Just as Congress was showing signs that it might, after 16 years, start to rein in the nation’s growing list of post-9/11 wars, the Trump administration told Congress no thanks, we are happy with the overbroad authorities we’ve got.

In a letter to Chairman of the Senate Foreign Relations Committee, Bob Corker (R-TN), the State Department’s Bureau of Legislative Affairs wrote, “the Administration is not seeking revisions to the 2001 AUMF or additional authorizations to use force.” The letter was released just before Secretary of State Rex Tillerson and Secretary of Defense Jim Mattis were scheduled to testify behind closed doors on the administration’s views on authorizations for use of military force.

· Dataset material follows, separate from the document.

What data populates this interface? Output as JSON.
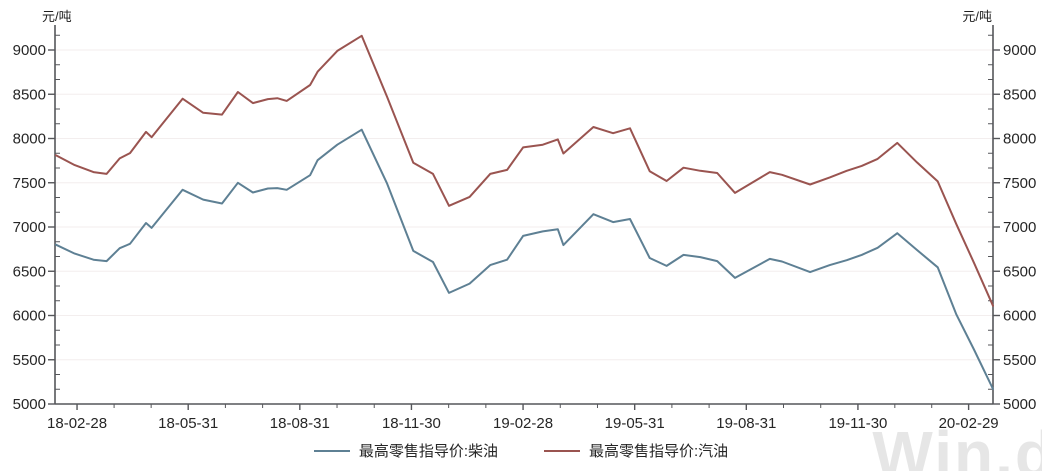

It is the most comprehensive public statement to date of the current administration’s views of its domestic and international legal bases for ongoing military operations against ISIS. (That said, the letter primarily provides the administration’s legal conclusions without any of the underlying analysis.) Significantly, the administration’s letter largely tracks the Obama administration’s legal theories. Domestically, the Trump administration claims, like the Obama administration, that the 2001 Authorization for Use of Military Force applies to ISIS. What is less clear from the letter’s wording is the extent to which the administration believes ISIS is an extension or offshoot of al Qaeda or is an “associated force” of al Qaeda, or the extent to which it believes that other domestic legal authorities—such as Article II of the Constitution or Title 50 covert action authorities—also provide domestic legal authority for the use of force against ISIS. The letter ambiguously states:

“The United States has sufficient legal authority to prosecute the campaign against al-Qa’ida and associated forces, including against the Islamic State of Iraq and Syria (ISIS). This legal authority includes the 2001 Authorization for the Use of Military Force (AUMF) which authorizes the use of military force against these groups.” (emphasis added)

Under international law, the Trump administration again stuck largely to the Obama administration’s position that the war with ISIS is lawful in the collective self-defense of Iraq and other, unnamed states, and the individual self-defense of the United States. The Trump administration’s letter states:

“As a matter of international law, the United States is using force in Syria against al-Qa’ida and associated forces, including ISIS, and is providing support to Syrian partners fighting ISIS, such as the Syrian Democratic Forces, in the collective self-defense of Iraq (and other States) and in U.S. national self-defense.”

The Obama administration’s last word on this is nearly identical:

“As a matter of international law, the United States is using force in Syria against ISIL and providing support to opposition groups fighting ISIL in the collective self-defense of Iraq (and other States) and in U.S. national self-defense.”

What’s different in this letter is the claim that both the domestic and legal bases cited also include the authority to use force against the Syrian government and pro-Assad forces to the extent such force is a necessary and proportionate measure “to defend U.S., Coalition, or partner forces engaged in the campaign against ISIS.” The significant extension here is two-fold: (1) the claimed authority to engage in hostilities against forces other than AQ and ISIS and their associated forces, including State armed forces like Syria and forces supporting them; and (2) the claimed authority to use force in defense of partner forces, presumably including non-state actors like the Syrian Democratic Forces. These claims raise a host of legal, policy, and national security issues—several of which are discussed in detail by Adil Haque here, Ryan Goodman here, and Steve Vladeck and Bobby Chesney here.

Of particular significance going forward is the impact of this letter on the AUMF debate in Congress. It’s clear from today’s letter that the administration prefers the status quo, which requires a nexus to the 9/11 attackers but otherwise has no time limits, no geographic limits, no congressional or public reporting requirements, and has been interpreted to allow the executive branch—not Congress—to make the decision to go to war with new terrorist groups as long as they meet the administration’s own definition of “associated forces” or offshoots of al Qaeda or the Taliban.  Senator Corker said that he plans to hold a hearing on the Kaine-Flake AUMF proposal regardless of the outcome of today’s closed hearing, but today’s development raises the question of whether Congress will finally assert its constitutional prerogatives over war or use the administration’s comfort with the status quo as justification for shirking its responsibility.